Paper demonstrating the escape and establishment of transgenic DNA from GMOs in all rivers tested in China.
Salient points:
1. A novel method was used to select and isolate those bacteria from the river water which contained DNA suspected to derive from GMOs. These were then carefully studied to demonstrate that the DNA could not have come from other sources (e.g. mutation/natural selection).
2. Although the numbers varied, and absolute amounts of the transformed bacteria could not be measured, every river sampled was shown to contain these organisms.
3. The exact origin of the transgenic DNA incorporated into native bacterial populations was not determined. It could come from intentional releases (such as agricultural fields) or from unintentional escapes from contained situations (labs, industrial facilities).
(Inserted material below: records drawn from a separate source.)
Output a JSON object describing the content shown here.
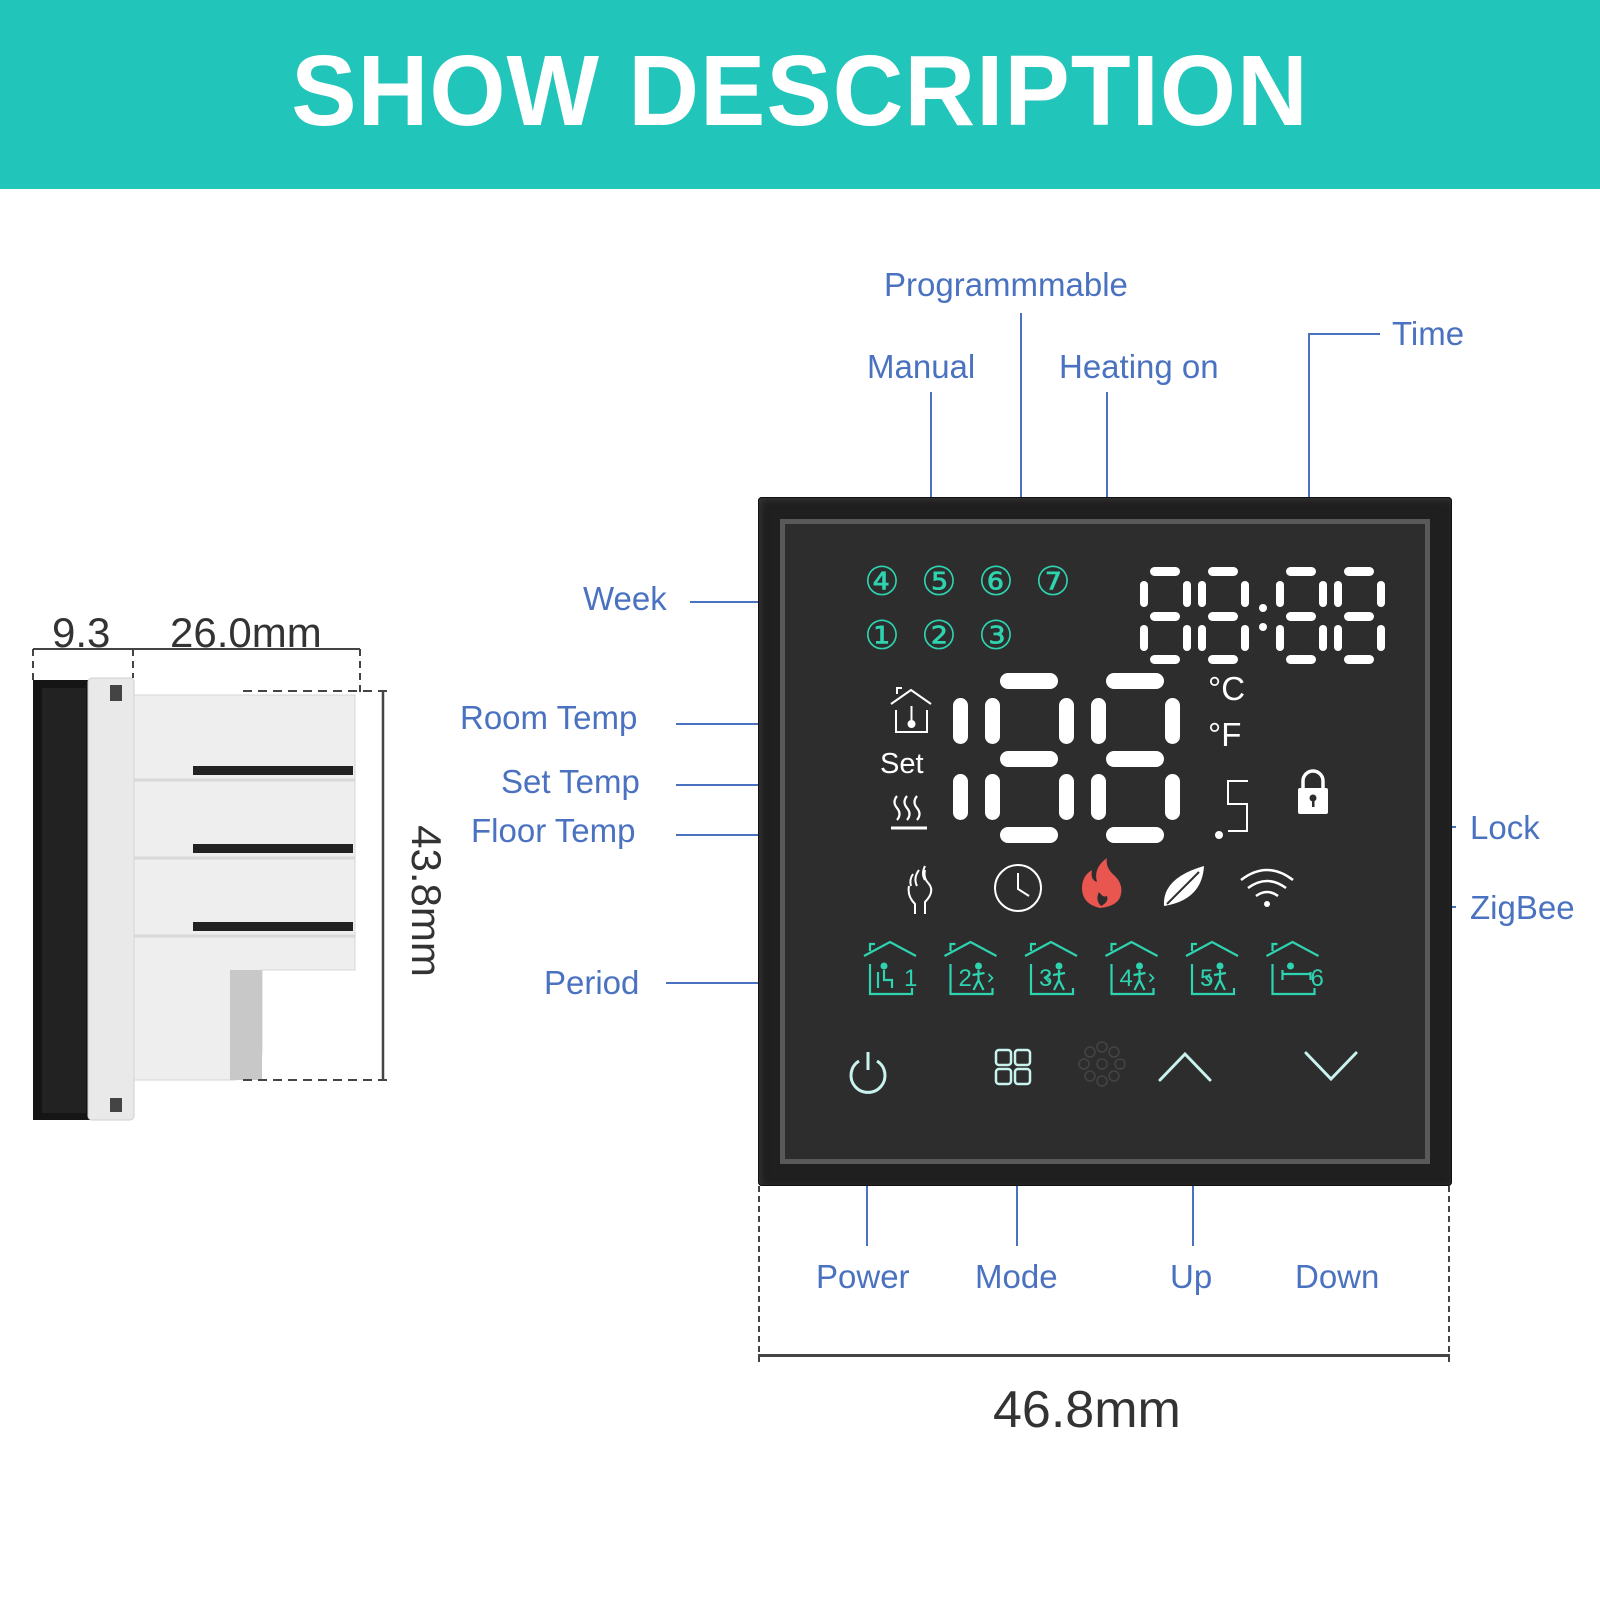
{
  "banner": {
    "title": "SHOW DESCRIPTION",
    "color": "#22c5b9"
  },
  "callouts": {
    "top": {
      "programmable": "Programmmable",
      "manual": "Manual",
      "heating_on": "Heating on",
      "time": "Time"
    },
    "left": {
      "week": "Week",
      "room_temp": "Room Temp",
      "set_temp": "Set Temp",
      "floor_temp": "Floor Temp",
      "period": "Period"
    },
    "right": {
      "lock": "Lock",
      "zigbee": "ZigBee"
    },
    "bottom": {
      "power": "Power",
      "mode": "Mode",
      "up": "Up",
      "down": "Down"
    },
    "color": "#4a72c0"
  },
  "dimensions": {
    "front_depth": "9.3",
    "body_depth": "26.0mm",
    "height": "43.8mm",
    "width": "46.8mm"
  },
  "display": {
    "week_days_top": [
      "④",
      "⑤",
      "⑥",
      "⑦"
    ],
    "week_days_bottom": [
      "①",
      "②",
      "③"
    ],
    "clock": "88:88",
    "set_label": "Set",
    "unit_c": "°C",
    "unit_f": "°F",
    "decimal": ".5",
    "periods": [
      "1",
      "2",
      "3",
      "4",
      "5",
      "6"
    ],
    "accent_color": "#2ed3b0",
    "flame_color": "#e8564f"
  }
}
4. These bacteria all have in common the fact that they acquired antibiotic resistance markers from transgenic origin (the markers were used to select the bacteria in the first place). Antibiotic resistance in free-living bacteria is not a good thing for those who may one day want to use antibiotics to fend-off infections (e.g. patients in hospitals).
5. Nevertheless, the antibiotic resistance is not at all the most important point of this paper (even when the authors themselves seem to think it is). Looking for antibiotic resistance was the easiest feasible way to do this work and it also has the obvious medical implications, but this is only a fraction of the many other sequences of transgenic DNA which must be expected out there in the environment, from all kinds of origins, with all kinds of possible functions. This paper is the equivalent of the proverbial sighting of the iceberg’s tip. A polaroid photo of a small part of what must be a very large and relevant phenomenon.
6. The question which beggars belief is: why is it that nobody in the “West” has been able to follow up on such leads, or even suggest doing this kind of work? One thinks of the work begun at NYU on soils, which attracted so much negative campaigning, and nary a recognition.